Elena Bellodi and Riccardo Zese
Probabilistic Knowledge Representation in Machine Learning
Representing uncertain information is crucial for modeling current real-world domains. This has been fully recognized both in the field of Logic Programming and of Description Logics (DLs), with the recent introduction of Probabilistic Logic Languages in logic and with various probabilistic extensions of DLs respectively.
Machine learning approaches based on the combination of logic and probability have originated the field of Statistical Relational Artificial Intelligence (StarAI), which is getting an increasing attention.
In fact, probabilistic languages based on Logic Programming (LP) are particularly promising because of the large body of techniques for inference and learning developed in LP. On the other hand, Probabilistic Description Logics (PDL) can meet the Semantic Web need of representing and reasoning on structured but often incomplete data by exploiting knowledge representation formalisms that possess nice computational properties such as decidability and/or low complexity.
Slides: http://ml.unife.it/probabilistic-knowledge-representation-in-machine-learning-aiia-2018-tutorial/

Battista Biggio and Fabio Roli

Adversarial Machine Learning
This tutorial aims to introduce the fundamentals of adversarial machine learning to the computer vision community, presenting a well-structured review of recently-proposed techniques to assess the vulnerability of machine-learning algorithms to adversarial attacks (both at training and test time), and some of the most effective countermeasures proposed to date. We discuss these issues also in the context of clear application examples including object recognition in images, biometric identity recognition, spam and malware detection.

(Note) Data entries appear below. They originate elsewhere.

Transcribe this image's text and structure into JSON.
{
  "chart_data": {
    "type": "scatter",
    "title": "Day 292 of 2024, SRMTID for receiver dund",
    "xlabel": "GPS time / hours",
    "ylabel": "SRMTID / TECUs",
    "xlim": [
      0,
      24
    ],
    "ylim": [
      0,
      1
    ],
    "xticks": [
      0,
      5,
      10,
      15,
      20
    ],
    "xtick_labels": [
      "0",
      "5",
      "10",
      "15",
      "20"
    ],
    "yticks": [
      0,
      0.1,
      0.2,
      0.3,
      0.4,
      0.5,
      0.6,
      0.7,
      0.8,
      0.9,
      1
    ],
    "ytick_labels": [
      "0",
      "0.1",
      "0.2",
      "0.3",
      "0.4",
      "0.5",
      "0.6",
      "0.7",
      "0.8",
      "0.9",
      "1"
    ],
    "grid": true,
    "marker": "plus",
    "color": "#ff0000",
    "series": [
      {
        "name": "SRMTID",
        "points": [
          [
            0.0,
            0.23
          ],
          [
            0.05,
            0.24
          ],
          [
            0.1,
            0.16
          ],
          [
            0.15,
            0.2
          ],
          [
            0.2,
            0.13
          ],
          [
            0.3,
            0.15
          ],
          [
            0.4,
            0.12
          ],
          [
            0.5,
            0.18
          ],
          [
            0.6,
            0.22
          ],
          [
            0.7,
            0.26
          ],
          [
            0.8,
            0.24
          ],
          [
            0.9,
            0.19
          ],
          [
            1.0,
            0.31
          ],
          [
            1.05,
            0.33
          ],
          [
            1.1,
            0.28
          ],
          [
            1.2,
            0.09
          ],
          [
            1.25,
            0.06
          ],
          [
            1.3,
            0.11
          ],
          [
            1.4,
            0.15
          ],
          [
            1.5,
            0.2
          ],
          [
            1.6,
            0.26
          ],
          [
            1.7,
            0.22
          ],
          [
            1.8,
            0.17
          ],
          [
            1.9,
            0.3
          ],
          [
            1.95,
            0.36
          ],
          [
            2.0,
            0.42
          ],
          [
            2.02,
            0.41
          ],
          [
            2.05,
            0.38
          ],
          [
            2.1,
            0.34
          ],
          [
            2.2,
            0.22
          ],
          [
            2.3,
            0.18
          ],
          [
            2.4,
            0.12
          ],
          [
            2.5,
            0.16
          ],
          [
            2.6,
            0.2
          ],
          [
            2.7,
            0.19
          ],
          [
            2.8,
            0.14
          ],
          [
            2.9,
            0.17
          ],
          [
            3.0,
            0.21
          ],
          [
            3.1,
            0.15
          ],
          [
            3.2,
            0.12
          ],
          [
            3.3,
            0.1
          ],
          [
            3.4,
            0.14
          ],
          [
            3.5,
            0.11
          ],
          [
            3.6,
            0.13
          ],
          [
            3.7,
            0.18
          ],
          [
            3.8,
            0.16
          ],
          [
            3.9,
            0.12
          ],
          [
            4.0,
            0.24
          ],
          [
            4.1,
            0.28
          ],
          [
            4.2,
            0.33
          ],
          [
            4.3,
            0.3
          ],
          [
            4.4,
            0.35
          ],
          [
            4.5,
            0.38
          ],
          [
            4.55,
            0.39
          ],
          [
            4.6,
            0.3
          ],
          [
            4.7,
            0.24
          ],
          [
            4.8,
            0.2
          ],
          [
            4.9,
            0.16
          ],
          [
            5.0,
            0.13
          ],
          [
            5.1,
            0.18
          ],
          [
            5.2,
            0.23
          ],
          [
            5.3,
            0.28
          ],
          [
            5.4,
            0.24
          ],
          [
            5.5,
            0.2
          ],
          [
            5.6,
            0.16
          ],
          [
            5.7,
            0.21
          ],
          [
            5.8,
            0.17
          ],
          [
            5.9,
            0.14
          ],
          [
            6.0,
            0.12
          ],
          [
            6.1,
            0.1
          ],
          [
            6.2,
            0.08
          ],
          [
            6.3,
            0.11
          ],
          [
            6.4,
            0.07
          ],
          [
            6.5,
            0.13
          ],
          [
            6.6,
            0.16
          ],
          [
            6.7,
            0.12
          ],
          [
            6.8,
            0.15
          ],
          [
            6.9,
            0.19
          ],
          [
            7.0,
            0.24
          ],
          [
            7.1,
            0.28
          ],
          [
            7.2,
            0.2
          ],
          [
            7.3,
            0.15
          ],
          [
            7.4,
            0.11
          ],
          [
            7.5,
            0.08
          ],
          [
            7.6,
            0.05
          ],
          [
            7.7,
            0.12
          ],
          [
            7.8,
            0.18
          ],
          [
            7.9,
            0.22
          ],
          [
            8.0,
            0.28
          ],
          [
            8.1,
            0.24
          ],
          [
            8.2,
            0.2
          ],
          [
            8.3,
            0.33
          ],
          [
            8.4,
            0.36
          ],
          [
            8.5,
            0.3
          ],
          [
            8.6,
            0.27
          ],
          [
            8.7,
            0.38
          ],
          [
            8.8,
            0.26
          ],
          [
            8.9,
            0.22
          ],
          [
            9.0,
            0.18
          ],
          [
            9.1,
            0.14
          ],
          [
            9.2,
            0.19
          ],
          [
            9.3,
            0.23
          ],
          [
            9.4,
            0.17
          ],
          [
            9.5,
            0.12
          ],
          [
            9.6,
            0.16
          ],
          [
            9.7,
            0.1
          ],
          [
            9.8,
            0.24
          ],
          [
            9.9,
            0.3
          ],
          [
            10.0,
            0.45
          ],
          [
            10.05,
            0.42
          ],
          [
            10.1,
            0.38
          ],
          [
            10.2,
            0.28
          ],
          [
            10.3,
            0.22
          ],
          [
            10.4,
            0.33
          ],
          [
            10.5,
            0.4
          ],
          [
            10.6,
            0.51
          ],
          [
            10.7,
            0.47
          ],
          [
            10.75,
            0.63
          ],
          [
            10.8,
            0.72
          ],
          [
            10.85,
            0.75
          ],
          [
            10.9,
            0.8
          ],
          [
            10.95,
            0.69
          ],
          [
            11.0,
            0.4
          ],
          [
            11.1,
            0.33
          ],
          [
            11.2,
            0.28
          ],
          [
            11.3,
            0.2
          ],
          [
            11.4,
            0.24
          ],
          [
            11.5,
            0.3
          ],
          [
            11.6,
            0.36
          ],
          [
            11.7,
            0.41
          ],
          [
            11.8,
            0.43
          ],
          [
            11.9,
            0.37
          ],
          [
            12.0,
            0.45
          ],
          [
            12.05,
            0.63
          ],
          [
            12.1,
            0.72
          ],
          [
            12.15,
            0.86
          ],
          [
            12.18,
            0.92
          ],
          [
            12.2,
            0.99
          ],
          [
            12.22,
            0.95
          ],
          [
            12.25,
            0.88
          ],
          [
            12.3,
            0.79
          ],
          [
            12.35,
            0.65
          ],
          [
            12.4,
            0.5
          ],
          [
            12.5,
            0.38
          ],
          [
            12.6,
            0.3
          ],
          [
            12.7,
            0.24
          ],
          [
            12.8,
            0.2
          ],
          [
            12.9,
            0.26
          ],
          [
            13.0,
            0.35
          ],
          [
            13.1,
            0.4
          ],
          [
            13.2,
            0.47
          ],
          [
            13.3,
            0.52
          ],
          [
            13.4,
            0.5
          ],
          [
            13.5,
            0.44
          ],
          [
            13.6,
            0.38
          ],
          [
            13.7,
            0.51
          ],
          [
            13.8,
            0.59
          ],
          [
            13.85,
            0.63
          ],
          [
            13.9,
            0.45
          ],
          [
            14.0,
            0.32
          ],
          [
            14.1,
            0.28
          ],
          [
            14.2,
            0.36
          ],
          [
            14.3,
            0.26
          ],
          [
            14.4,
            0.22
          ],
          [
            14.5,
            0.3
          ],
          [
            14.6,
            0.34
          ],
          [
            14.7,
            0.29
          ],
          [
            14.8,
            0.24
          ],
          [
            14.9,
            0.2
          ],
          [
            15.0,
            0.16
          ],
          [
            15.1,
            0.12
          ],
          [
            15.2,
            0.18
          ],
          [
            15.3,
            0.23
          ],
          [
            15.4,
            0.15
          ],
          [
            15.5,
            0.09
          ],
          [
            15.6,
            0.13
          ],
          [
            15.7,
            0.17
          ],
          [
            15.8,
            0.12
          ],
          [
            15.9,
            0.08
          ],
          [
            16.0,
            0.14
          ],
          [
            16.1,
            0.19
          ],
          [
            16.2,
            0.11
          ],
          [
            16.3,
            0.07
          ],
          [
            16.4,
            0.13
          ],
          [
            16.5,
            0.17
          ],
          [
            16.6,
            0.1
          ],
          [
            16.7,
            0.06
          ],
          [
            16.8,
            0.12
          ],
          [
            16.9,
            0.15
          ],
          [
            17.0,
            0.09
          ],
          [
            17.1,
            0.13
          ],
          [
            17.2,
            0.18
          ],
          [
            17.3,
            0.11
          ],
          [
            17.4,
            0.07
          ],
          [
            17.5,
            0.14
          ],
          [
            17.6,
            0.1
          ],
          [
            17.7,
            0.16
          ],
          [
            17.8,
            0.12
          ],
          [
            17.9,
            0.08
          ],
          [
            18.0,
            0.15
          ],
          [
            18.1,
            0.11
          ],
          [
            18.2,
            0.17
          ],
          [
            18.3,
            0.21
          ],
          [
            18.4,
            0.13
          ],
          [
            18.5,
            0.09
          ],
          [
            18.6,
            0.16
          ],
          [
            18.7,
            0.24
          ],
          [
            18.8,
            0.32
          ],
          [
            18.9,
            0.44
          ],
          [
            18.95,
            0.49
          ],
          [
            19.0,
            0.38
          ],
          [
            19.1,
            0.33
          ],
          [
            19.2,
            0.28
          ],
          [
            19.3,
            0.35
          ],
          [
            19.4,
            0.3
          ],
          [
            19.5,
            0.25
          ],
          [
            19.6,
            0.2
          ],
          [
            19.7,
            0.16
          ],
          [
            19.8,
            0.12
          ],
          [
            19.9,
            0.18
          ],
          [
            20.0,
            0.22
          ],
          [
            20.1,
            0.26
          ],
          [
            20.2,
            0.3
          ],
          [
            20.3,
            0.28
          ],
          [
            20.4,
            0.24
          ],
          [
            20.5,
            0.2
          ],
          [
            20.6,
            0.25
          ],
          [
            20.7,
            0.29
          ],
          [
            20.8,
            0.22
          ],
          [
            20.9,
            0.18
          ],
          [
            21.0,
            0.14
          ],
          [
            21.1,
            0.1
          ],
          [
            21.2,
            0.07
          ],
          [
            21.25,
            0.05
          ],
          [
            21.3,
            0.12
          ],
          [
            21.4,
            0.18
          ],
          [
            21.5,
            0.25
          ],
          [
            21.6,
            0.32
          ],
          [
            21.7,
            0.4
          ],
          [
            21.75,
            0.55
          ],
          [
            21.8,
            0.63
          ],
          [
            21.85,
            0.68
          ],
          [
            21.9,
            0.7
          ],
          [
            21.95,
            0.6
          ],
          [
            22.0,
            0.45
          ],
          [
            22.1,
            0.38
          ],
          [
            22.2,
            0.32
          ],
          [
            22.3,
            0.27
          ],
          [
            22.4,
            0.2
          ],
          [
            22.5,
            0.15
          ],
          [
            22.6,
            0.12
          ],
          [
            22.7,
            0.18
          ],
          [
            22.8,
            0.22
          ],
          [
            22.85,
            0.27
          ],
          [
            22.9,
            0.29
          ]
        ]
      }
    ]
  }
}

Daniele Porello, Giancarlo Guizzardi and Nicola Guarino

Formal Ontological Analysis and Knowledge Representation
Formal ontologies are increasingly used in a variety of domains in crucial applications of AI, Knowledge Representation, Multiagent Systems, Conceptual Modelling, and Software Engineering. Ontologies are a way to express the information about a certain domain in a peculiar way: they intend to make the modelling choices and the assumptions of the modeler clear, justified, and sharable among the community of users.
This tutorial provides an introduction to the main foundational ontologies focusing on the motivations of the foundational choices and on the formal language used for developing the foundational ontologies. This tutorial is addressed to all the practitioners of AI whose work requires a grounded description of a particular domain and is intended to provide a number of tools to assess the quality of the modellisation.

Marta Cialdea Mayer, Nicola Gigante, Angelo Montanari, Andrea Orlandini and Alessandro Umbrico

Timeline-based Planning and Execution: Theory and Practice
Among the various approaches to planning and scheduling proposed in the literature, the timeline-based one proved itself quite successful in its deployment in a number of concrete applications, such as, for instance, autonomous space systems.
Despite its practical relevance, for a long time the theoretical properties of timeline-based planning have not been systematically investigated. In particular, a general picture of its computational complexity and expressiveness was missing until very recently.
The tutorial aims at providing a general overview of timeline-based planning and at giving an account of its formal properties. More precisely, it provides a complete formalization of the timeline-based planning, including flexible timelines and controllability issues in in the presence of uncertainty, and it analyzes its complexity and expressiveness (in comparison to action-based planning). Moreover, it gives a short introduction to the usage of a concrete timeline-based planning and execution system, called PLATINUm, that implements such a formal framework.

Diego Calvanese, Benjamin Cogrel and Guohui Xiao

Novel Developments in Ontology-Based Data Access and Integration (NOBDI)
Ontology-Based Data Access and Integration (OBDA/I) is a popular paradigm for overcoming the typical difficulties in accessing and integrating data stored in different kinds of legacy sources, by leveraging a conceptual representation of such data provided in terms of an ontology. To do so, it combines technologies developed in the areas of Knowledge Representation and in the Semantic Web with traditional database systems. The main mechanism for establishing such a combination are RDF-to-database mappings, which allow one to create virtual views characterizing the content of the data sources and to directly relate them to the terms in the ontology. In this tutorial: (i) We provide a general introduction to the principles and basic technologies for OBDA/I, relying on standard languages used in the Semantic Web, such as RDF, the OWL~2~QL ontology language, and the SPARQL query language. (ii) We provide more insights into the theoretical foundations of OBDA/I, by analyzing the approach based on query rewriting and the computational impact of ontologies and mappings on query answering. (iii) We provide an overview on the some recent advancements in OBDA/I concerning non-relational (NoSQL) data sources and the access to cross-linked data sources.